Isle of Dogs Neighbourhood Planning Forum Chair, Richard Horwood said: “It’s a red letter day for the long-suffering people of the Isle of Dogs. The Examiner’s ruling at last brings into force the basic policies we need to help manage the huge amount of dense development in our area. He has recommended some adjustments, but the essential policies that our community has been crying out for are now in force.”
Forum Secretary and local Councillor, Andrew Wood explained: “The formal policies in the Plan, which now must be enforced by the Council, cover the strains on our infrastructure, the use of empty sites, construction management and communication, sustainable design, resident votes on estate redevelopment, and 3D models for high rise planning. Other policies that had been in the previous Plan, but which the Examiner felt did not technically fulfil the statutory tests required of formal planning policies, are now set out separately as the aspirations and recommendations of the community.”

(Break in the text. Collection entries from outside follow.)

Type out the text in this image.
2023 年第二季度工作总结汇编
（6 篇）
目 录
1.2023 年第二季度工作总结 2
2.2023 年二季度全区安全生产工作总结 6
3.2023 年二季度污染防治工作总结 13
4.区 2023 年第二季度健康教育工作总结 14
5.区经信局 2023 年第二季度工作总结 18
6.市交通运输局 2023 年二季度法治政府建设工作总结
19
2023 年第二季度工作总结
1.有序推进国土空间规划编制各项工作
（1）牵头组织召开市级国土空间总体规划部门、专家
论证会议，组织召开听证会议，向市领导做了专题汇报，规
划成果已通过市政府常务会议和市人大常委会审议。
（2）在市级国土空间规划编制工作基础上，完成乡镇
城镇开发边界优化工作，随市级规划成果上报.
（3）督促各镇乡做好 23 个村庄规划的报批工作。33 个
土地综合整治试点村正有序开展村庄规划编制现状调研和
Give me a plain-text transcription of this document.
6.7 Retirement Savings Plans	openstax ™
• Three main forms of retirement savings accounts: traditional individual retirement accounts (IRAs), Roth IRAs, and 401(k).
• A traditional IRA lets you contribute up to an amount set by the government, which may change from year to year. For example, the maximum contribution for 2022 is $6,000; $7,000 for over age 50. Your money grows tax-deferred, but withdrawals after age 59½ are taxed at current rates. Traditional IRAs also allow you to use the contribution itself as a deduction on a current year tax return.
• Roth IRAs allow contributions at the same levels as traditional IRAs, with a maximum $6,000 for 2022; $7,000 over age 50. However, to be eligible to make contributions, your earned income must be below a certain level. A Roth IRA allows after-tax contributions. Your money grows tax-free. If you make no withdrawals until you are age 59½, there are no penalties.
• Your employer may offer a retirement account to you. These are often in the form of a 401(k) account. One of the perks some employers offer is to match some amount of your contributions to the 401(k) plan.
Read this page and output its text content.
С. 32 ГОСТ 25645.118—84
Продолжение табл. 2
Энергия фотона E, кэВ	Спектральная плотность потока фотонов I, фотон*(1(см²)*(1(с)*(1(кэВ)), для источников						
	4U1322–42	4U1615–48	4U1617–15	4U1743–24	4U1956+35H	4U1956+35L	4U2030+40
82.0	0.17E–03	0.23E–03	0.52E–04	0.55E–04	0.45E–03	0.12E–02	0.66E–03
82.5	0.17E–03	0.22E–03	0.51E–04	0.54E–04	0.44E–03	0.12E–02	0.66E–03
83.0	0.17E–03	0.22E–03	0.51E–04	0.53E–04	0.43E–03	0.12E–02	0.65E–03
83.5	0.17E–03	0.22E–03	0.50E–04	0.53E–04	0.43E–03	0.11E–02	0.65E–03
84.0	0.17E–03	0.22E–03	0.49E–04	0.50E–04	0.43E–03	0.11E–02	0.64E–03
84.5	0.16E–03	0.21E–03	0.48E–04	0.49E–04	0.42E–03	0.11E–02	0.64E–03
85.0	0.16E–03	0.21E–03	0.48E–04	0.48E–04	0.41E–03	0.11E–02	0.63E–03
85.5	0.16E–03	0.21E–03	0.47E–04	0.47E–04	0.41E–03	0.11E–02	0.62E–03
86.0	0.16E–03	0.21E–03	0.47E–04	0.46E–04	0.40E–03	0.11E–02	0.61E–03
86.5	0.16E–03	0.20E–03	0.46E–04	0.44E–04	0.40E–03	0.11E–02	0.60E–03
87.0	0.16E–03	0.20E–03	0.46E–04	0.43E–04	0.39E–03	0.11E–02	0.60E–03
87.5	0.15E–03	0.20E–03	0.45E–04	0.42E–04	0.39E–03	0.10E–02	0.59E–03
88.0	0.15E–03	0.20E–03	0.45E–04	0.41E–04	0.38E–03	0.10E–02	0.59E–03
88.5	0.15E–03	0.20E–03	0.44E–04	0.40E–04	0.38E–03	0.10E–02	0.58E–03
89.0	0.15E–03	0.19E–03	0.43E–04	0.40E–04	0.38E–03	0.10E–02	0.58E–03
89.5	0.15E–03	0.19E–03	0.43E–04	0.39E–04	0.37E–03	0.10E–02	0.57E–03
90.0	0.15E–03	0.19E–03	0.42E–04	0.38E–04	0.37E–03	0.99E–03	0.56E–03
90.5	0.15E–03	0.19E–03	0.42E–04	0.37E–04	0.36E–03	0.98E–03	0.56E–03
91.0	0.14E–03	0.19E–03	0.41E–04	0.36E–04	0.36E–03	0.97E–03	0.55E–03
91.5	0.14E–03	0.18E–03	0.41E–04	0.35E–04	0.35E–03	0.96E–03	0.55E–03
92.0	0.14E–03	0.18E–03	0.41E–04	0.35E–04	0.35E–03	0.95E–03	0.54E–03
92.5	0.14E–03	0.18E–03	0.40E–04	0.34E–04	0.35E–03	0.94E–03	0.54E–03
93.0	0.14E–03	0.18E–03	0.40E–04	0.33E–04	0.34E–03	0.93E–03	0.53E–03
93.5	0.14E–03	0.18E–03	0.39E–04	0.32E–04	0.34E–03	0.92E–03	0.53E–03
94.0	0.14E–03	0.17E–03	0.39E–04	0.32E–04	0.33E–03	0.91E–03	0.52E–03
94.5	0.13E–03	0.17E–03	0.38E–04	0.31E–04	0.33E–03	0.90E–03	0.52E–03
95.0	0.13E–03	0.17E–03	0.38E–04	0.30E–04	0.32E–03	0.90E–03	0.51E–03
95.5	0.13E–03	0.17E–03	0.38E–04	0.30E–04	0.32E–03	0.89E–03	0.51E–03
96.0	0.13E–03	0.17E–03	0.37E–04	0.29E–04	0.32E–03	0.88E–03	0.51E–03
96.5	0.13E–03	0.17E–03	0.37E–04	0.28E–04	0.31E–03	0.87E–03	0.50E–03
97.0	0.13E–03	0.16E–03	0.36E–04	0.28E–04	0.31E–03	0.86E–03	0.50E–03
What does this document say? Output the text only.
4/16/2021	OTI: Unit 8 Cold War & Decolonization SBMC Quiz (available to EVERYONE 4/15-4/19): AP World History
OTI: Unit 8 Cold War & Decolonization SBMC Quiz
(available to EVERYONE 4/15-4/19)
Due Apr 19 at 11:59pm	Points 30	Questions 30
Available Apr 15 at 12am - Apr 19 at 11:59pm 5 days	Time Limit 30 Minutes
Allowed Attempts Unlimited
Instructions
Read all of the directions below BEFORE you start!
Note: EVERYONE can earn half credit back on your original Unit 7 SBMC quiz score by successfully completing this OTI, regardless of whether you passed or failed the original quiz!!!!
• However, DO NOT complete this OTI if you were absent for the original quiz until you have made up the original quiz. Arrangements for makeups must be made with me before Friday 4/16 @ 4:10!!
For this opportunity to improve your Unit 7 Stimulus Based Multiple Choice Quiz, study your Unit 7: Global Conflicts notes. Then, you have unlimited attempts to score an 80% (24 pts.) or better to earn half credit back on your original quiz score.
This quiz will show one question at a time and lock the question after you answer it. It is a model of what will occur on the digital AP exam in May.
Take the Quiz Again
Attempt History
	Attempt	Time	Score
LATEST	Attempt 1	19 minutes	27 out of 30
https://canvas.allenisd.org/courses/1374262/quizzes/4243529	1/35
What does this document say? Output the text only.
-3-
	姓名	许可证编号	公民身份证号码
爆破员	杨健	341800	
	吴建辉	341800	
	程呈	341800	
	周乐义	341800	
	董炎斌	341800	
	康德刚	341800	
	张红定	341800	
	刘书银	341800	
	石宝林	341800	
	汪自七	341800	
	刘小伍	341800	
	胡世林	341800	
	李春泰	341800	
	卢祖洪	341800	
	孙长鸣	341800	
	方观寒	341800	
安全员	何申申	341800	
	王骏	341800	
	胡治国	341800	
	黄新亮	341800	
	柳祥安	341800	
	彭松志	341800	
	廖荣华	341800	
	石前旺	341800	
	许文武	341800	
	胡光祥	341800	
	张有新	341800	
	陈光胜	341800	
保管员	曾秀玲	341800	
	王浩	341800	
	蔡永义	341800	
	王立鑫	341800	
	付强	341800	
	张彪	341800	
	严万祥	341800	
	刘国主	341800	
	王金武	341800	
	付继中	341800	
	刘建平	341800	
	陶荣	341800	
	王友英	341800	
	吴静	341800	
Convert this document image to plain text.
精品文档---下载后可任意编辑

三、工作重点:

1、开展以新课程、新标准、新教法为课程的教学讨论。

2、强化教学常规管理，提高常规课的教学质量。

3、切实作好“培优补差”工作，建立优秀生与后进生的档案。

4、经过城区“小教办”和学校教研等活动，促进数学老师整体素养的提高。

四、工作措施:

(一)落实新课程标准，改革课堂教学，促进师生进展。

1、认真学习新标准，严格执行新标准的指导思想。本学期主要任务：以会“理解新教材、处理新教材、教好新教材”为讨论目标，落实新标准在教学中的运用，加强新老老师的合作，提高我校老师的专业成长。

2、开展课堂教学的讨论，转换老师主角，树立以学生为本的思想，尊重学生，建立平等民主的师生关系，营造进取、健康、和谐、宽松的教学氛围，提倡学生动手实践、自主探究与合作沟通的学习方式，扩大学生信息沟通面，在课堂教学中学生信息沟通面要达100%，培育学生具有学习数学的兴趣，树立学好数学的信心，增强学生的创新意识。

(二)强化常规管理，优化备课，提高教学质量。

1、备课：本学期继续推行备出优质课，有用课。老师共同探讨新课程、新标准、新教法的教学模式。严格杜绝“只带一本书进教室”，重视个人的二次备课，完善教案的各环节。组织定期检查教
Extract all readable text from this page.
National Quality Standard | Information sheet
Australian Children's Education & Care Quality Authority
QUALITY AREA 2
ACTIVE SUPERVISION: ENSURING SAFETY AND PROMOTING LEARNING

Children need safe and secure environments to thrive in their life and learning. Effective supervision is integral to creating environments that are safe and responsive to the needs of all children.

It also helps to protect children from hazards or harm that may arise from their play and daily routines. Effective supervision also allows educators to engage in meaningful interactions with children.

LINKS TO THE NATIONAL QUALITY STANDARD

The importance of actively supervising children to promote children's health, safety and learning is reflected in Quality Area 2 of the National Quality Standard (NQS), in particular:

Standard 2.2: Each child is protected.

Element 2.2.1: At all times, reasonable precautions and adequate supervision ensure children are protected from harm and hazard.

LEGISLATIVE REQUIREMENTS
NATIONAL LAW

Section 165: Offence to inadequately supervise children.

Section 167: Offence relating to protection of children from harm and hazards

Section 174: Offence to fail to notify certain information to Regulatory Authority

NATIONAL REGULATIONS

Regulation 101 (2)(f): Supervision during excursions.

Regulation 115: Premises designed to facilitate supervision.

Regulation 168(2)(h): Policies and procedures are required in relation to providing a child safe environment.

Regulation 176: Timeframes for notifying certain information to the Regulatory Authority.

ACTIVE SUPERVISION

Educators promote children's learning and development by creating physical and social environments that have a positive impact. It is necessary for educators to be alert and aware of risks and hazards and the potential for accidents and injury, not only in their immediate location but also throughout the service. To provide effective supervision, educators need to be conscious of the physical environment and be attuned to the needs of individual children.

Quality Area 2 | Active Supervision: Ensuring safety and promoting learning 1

The Examiner, John Parmiter, has proposed some amendments which the Council, together with the Forum who wrote the Plan, will work on in the next few weeks. But the key policy addressing the strain on local infrastructure of new large developments remains substantially intact.
This policy provides that planning applications for large residential developments on the Island must, from now on, include an assessment of the impact of the proposal on the local infrastructure; that they must be phased to align with new or enhanced infrastructure on which they’re contingent; and that the Council should reject applications which would result in negative infrastructure impacts that cannot be adequately mitigated through levies paid to the Council by developers and/or through planning obligations.
Horwood added: “This is a major achievement for the Isle of Dogs community, as developments have not previously been allowed to be rejected or delayed for lack of adequate infrastructure, but that will happen now.”
Planning policy has till now meant that developers could insist on being granted planning consent for new buildings regardless of their extra strain on the local infrastructure, as they were entitled to assume that the necessary infrastructure would somehow be provided as and when needed. All they had to do was agree to pay a standard Community Infrastructure Levy (or CIL) to the Council, which is normally only a fraction of the actual cost needed for the extra infrastructure, with even that payment reduced by any facilities they agree to build on the site.